It’s that time again — your credit card statement has come in.

Your heart sinks because you know you’re going to be stuck with getting these statements for a long, long time.

You’ve racked up credit card debt. A lot of it. There is some good news, though.

Refinancing credit card debt can help you pay it off faster and save money on interest. One way to do this is with a balance transfer credit card.

What is a balance transfer credit card?

If you have a hefty credit card balance with a high interest rate, or if you have multiple balances with high interest rates, you can move that balance, or balances, onto a new credit card designed for consolidating credit card debt.

Advantage of balance transfer credit cards

These credit cards offer introductory 0 percent or low interest rate promo periods to help you pay off your balance quickly.

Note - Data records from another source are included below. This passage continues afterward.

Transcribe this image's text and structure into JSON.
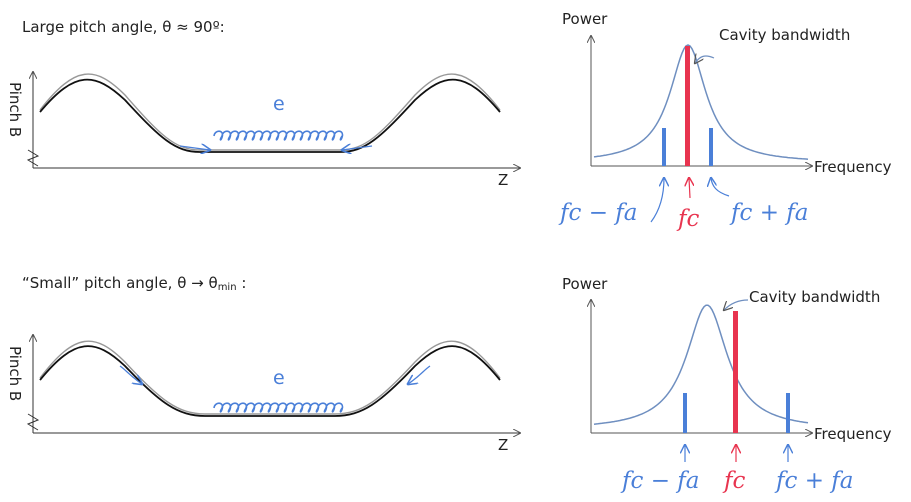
{
  "panels": [
    {
      "caption": "Large pitch angle, θ ≈ 90º:",
      "trap_ylabel": "Pinch B",
      "trap_xlabel": "Z",
      "electron": "e",
      "spectrum_ylabel": "Power",
      "spectrum_xlabel": "Frequency",
      "bandwidth_label": "Cavity bandwidth",
      "sideband_low": "fc − fa",
      "carrier": "fc",
      "sideband_high": "fc + fa"
    },
    {
      "caption": "“Small” pitch angle, θ → θ",
      "caption_sub": "min",
      "caption_end": " :",
      "trap_ylabel": "Pinch B",
      "trap_xlabel": "Z",
      "electron": "e",
      "spectrum_ylabel": "Power",
      "spectrum_xlabel": "Frequency",
      "bandwidth_label": "Cavity bandwidth",
      "sideband_low": "fc − fa",
      "carrier": "fc",
      "sideband_high": "fc + fa"
    }
  ],
  "colors": {
    "blue": "#4a7fd8",
    "red": "#e8344f",
    "curve": "#6f8fc0"
  }
}
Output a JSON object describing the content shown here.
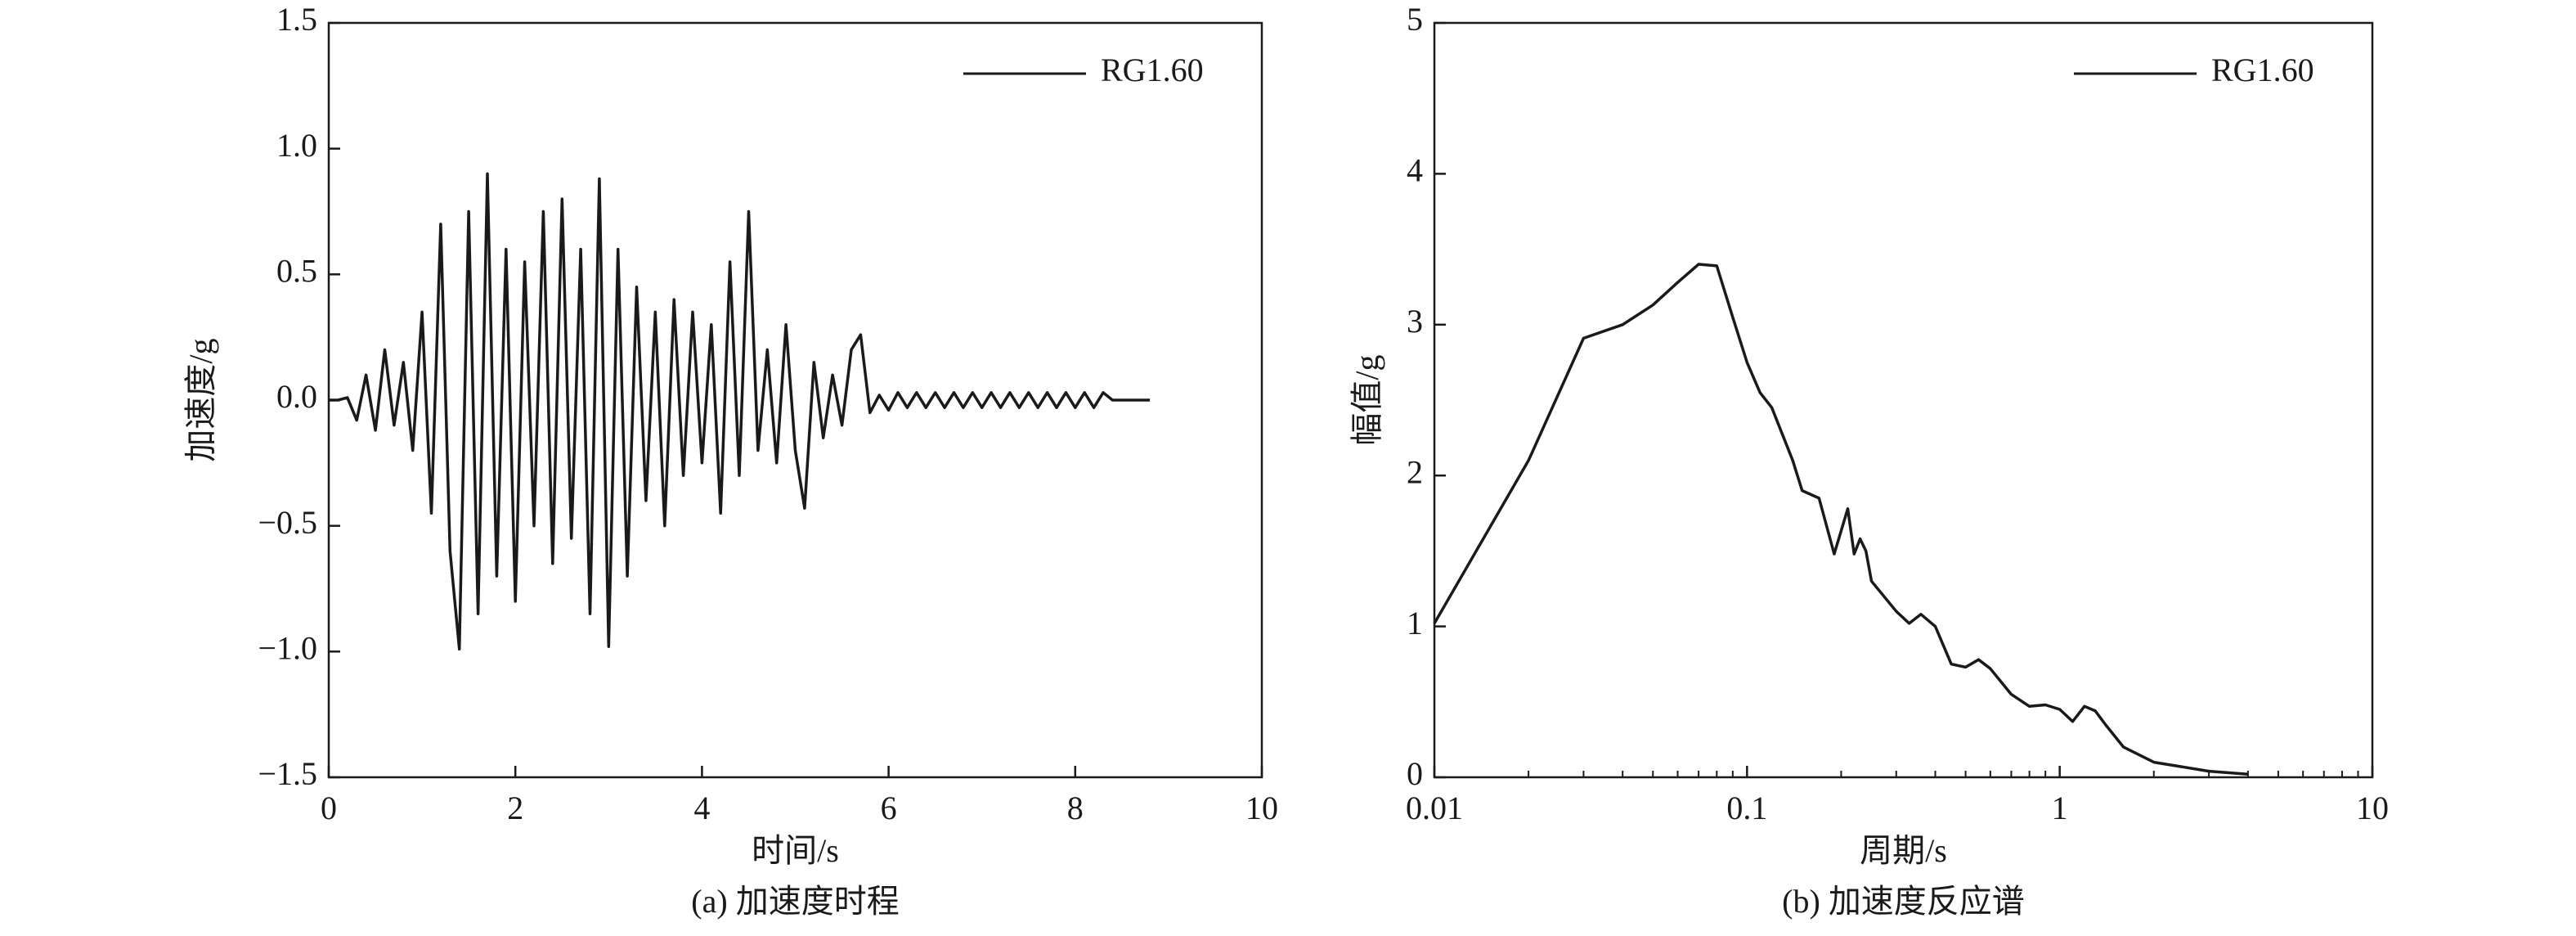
{
  "chart_data": [
    {
      "type": "line",
      "caption": "(a) 加速度时程",
      "xlabel": "时间/s",
      "ylabel": "加速度/g",
      "xlim": [
        0,
        10
      ],
      "xticks": [
        0,
        2,
        4,
        6,
        8,
        10
      ],
      "ylim": [
        -1.5,
        1.5
      ],
      "yticks": [
        {
          "value": -1.5,
          "label": "−1.5"
        },
        {
          "value": -1,
          "label": "−1.0"
        },
        {
          "value": -0.5,
          "label": "−0.5"
        },
        {
          "value": 0,
          "label": "0.0"
        },
        0.5,
        {
          "value": 1,
          "label": "1.0"
        },
        1.5
      ],
      "legend": "upper right",
      "x": [
        0,
        0.1,
        0.2,
        0.3,
        0.4,
        0.5,
        0.6,
        0.7,
        0.8,
        0.9,
        1,
        1.1,
        1.2,
        1.3,
        1.4,
        1.5,
        1.6,
        1.7,
        1.8,
        1.9,
        2,
        2.1,
        2.2,
        2.3,
        2.4,
        2.5,
        2.6,
        2.7,
        2.8,
        2.9,
        3,
        3.1,
        3.2,
        3.3,
        3.4,
        3.5,
        3.6,
        3.7,
        3.8,
        3.9,
        4,
        4.1,
        4.2,
        4.3,
        4.4,
        4.5,
        4.6,
        4.7,
        4.8,
        4.9,
        5,
        5.1,
        5.2,
        5.3,
        5.4,
        5.5,
        5.6,
        5.7,
        5.8,
        5.9,
        6,
        6.1,
        6.2,
        6.3,
        6.4,
        6.5,
        6.6,
        6.7,
        6.8,
        6.9,
        7,
        7.1,
        7.2,
        7.3,
        7.4,
        7.5,
        7.6,
        7.7,
        7.8,
        7.9,
        8,
        8.1,
        8.2,
        8.3,
        8.4,
        8.5,
        8.6,
        8.7,
        8.8
      ],
      "series": [
        {
          "name": "RG1.60",
          "color": "#1a1a1a",
          "values": [
            0,
            0,
            0.01,
            -0.08,
            0.1,
            -0.12,
            0.2,
            -0.1,
            0.15,
            -0.2,
            0.35,
            -0.45,
            0.7,
            -0.6,
            -0.99,
            0.75,
            -0.85,
            0.9,
            -0.7,
            0.6,
            -0.8,
            0.55,
            -0.5,
            0.75,
            -0.65,
            0.8,
            -0.55,
            0.6,
            -0.85,
            0.88,
            -0.98,
            0.6,
            -0.7,
            0.45,
            -0.4,
            0.35,
            -0.5,
            0.4,
            -0.3,
            0.35,
            -0.25,
            0.3,
            -0.45,
            0.55,
            -0.3,
            0.75,
            -0.2,
            0.2,
            -0.25,
            0.3,
            -0.2,
            -0.43,
            0.15,
            -0.15,
            0.1,
            -0.1,
            0.2,
            0.26,
            -0.05,
            0.02,
            -0.04,
            0.03,
            -0.03,
            0.03,
            -0.03,
            0.03,
            -0.03,
            0.03,
            -0.03,
            0.03,
            -0.03,
            0.03,
            -0.03,
            0.03,
            -0.03,
            0.03,
            -0.03,
            0.03,
            -0.03,
            0.03,
            -0.03,
            0.03,
            -0.03,
            0.03,
            0,
            0,
            0,
            0,
            0
          ]
        }
      ]
    },
    {
      "type": "line",
      "caption": "(b) 加速度反应谱",
      "xlabel": "周期/s",
      "ylabel": "幅值/g",
      "xscale": "log",
      "xlim": [
        0.01,
        10
      ],
      "xticks": [
        0.01,
        0.1,
        1,
        10
      ],
      "xminorticks": [
        0.02,
        0.03,
        0.04,
        0.05,
        0.06,
        0.07,
        0.08,
        0.09,
        0.2,
        0.3,
        0.4,
        0.5,
        0.6,
        0.7,
        0.8,
        0.9,
        2,
        3,
        4,
        5,
        6,
        7,
        8,
        9
      ],
      "ylim": [
        0,
        5
      ],
      "yticks": [
        0,
        1,
        2,
        3,
        4,
        5
      ],
      "legend": "upper right",
      "x": [
        0.01,
        0.02,
        0.03,
        0.04,
        0.05,
        0.06,
        0.07,
        0.08,
        0.09,
        0.1,
        0.11,
        0.12,
        0.14,
        0.15,
        0.17,
        0.19,
        0.21,
        0.22,
        0.23,
        0.24,
        0.25,
        0.3,
        0.33,
        0.36,
        0.4,
        0.45,
        0.5,
        0.55,
        0.6,
        0.7,
        0.8,
        0.9,
        1,
        1.1,
        1.2,
        1.3,
        1.4,
        1.6,
        2,
        3,
        4
      ],
      "series": [
        {
          "name": "RG1.60",
          "color": "#1a1a1a",
          "values": [
            1.02,
            2.1,
            2.91,
            3.0,
            3.13,
            3.28,
            3.4,
            3.39,
            3.05,
            2.75,
            2.55,
            2.45,
            2.1,
            1.9,
            1.85,
            1.48,
            1.78,
            1.48,
            1.58,
            1.5,
            1.3,
            1.1,
            1.02,
            1.08,
            1.0,
            0.75,
            0.73,
            0.78,
            0.72,
            0.55,
            0.47,
            0.48,
            0.45,
            0.37,
            0.47,
            0.44,
            0.35,
            0.2,
            0.1,
            0.04,
            0.02
          ]
        }
      ]
    }
  ]
}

You can save hundreds—if not thousands—of dollars on interest, giving you some room to breathe and a little peace of mind.

The application process is easy: You can apply online for most balance transfer credit cards or through your bank.

Disadvantages of balance transfer credit cards

Unfortunately, once the promo period ends, you can expect your interest rate to go up—way up. Promo periods typically last between 12 and 18 months, so you want to make sure you can pay off your balance within the promo period before you apply.

Also, some cards carry annual fees, and most, if not all, require a balance transfer fee you have to pay up front. Transfer fees are usually 3 to 5 percent of the balance amount you intend to transfer. So, let’s say you want to transfer $8,000. A 5 percent transfer fee would cost you $400.

Do balance transfers affect your credit score?

They can. Whenever you apply for a credit card, a creditor conducts a hard inquiry on your credit report, lowering your credit score up to 35 points each time.

In addition, the amount of time your credit accounts have been open makes up around 15 percent of your credit score. By opening multiple new credit accounts, you can damage your credit as you lower the average age of your accounts.

Why should you get a balance transfer credit card?

Balance transfer credit cards offer an easy, flexible way to help you get out of credit card debt while saving money on interest. Usually, you would apply for one if you fall into one or both of the following categories: 

You have moderate to high amounts of high-interest debt

Your credit card debt is piling up, and you can’t seem to tackle it with your monthly payments because your interest rates are so high. The promotional interest rate offers a way to tackle this frustrating situation.

You have multiple monthly payments

It can be hard to keep track of multiple credit card payments every month. So you want to consolidate them to make sure you don’t accidentally miss payments or make the wrong payment on the wrong card, dinging your credit score and raising your interest.

The bottom line

You don’t have to keep struggling to stay on top of monthly credit card payments if your interest rates are too high. Balance transfer credit cards offer you a window of relief that can help you pay off your credit card debt faster while saving you piles of money on interest.